La seguridad empieza con el diseño de las salas. En algunas ocasiones, se pueden dibujar desde cero en un plano, como ocurre con el nuevo hospital de Teruel. En otras -la mayoría- hay que adaptar espacios ya existentes en los centros sanitarios. No vale cualquier rincón. Los búnkeres tienen que tener tierra debajo, por lo que siempre están en el subsuelo de los edificios. Exigen un espacio mínimo de 40 metros cuadrados más el grosor de las paredes, que va de los 1,5 a los 2,5 metros. Lo mismo hace falta para el techo, lo que provoca que en lugares como el Servet algunas plantas superiores de las salas de radioterapia estén inutilizadas, ya que ha habido que meter dos metros de ‘colchón’ de hormigón que se han comido las habitaciones.
Cuando se quiere construir una sala, el Consejo tiene que autorizar el proyecto, y la máquina de radioterapia no entra hasta que tiene su visto bueno. Y antes de ser utilizada con pacientes, los inspectores de Madrid acuden con sus detectores a comprobar que los niveles de radiación son los adecuados. Como dice Font, tanto dentro como fuera de estas paredes “la radiación 0 no existe”.
El nivel de exposición de los trabajadores y pacientes es superior al que tiene una persona normal, pero están muy alejados de los parámetros que comienzan a ser preocupantes. Para comprobar que esto es así, todos los empleados llevan consigo un dosímetro personal, un pequeño dispositivo conocido como ‘la galletita’ por su forma y envoltorio. Se trata de un aparato con chapas de talio a las que la radiación les provoca un cambio, lo que permite medir todos los meses si los niveles son o no los adecuados.
Luego, en el día a día, los físicos hacen comprobaciones diarias sobre el funcionamiento de la máquina. Si se ven desviaciones superiores al 2% con respecto a lo previsto, se suspenden las sesiones previstas hasta que se solvente la incidencia. Incluso los fabricantes, desde sus sedes centrales, monitorizan el rendimiento a distancia y avisan si detectan algún problema.
El objetivo final es evitar el más mínimo fallo, ya que este puede tener consecuencias terribles. El ejemplo de fatalidad se vivió en el Hospital Clínico a finales de 1990, cuando cerca de una treintena de pacientes recibieron dosis de radiación muy superiores a las que debían, lo que causó la muerte a varios de ellos en el que es considerado como uno de los accidentes radiológicos más graves de Europa. Desde entonces, los protocolos y las normativas se han cambiado notablemente para reforzar la seguridad total de las instalaciones.

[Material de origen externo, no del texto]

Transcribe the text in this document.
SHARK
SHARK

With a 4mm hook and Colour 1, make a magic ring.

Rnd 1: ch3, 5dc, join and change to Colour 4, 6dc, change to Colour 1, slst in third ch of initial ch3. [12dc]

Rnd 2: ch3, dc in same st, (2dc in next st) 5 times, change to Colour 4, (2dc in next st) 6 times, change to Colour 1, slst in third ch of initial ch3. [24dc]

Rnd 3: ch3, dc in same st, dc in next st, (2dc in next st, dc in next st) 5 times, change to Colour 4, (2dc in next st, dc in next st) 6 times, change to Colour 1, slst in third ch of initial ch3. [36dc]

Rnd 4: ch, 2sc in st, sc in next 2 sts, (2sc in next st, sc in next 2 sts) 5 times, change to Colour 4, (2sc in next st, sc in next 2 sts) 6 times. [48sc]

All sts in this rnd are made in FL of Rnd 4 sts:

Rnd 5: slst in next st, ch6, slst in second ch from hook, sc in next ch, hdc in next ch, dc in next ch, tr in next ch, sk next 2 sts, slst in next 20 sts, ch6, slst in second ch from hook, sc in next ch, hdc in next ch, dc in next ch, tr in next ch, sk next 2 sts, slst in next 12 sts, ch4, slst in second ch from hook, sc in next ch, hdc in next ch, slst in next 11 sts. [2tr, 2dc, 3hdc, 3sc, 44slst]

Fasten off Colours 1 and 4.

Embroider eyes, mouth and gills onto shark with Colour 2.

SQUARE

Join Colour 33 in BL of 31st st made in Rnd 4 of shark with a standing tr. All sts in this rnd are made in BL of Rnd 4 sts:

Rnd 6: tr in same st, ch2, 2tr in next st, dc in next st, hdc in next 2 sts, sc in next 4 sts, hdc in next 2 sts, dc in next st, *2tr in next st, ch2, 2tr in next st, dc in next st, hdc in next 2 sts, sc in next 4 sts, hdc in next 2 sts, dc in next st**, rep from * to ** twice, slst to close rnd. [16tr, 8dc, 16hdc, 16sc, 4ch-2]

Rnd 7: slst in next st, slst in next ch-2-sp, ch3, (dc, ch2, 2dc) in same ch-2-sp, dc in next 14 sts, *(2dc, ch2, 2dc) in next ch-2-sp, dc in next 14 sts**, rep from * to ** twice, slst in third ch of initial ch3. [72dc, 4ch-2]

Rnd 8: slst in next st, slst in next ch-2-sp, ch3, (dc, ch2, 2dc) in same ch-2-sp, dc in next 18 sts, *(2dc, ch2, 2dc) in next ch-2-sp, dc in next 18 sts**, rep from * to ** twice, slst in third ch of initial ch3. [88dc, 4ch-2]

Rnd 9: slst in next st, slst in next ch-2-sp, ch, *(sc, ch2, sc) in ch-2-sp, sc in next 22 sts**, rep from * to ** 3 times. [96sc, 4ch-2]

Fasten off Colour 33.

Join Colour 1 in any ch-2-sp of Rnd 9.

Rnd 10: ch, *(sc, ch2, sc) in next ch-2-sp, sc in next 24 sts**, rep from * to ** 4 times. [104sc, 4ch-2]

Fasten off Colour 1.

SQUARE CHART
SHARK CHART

Los físicos de los hospitales, además, se encargan de realizar las dosimetrías químicas de los pacientes, que son unas preparaciones virtuales de los tratamientos de radioterapia que van a recibir. Se valoran las dosis que recetan los médicos y se hace una planificación cuyo diseño puede durar desde un par de horas hasta una semana entera, en el caso de los casos más complicados: “Tenemos que matar las células tumorales, pero si se van a dañar otros órganos sanos, no se podrá aplicar”, comenta Font.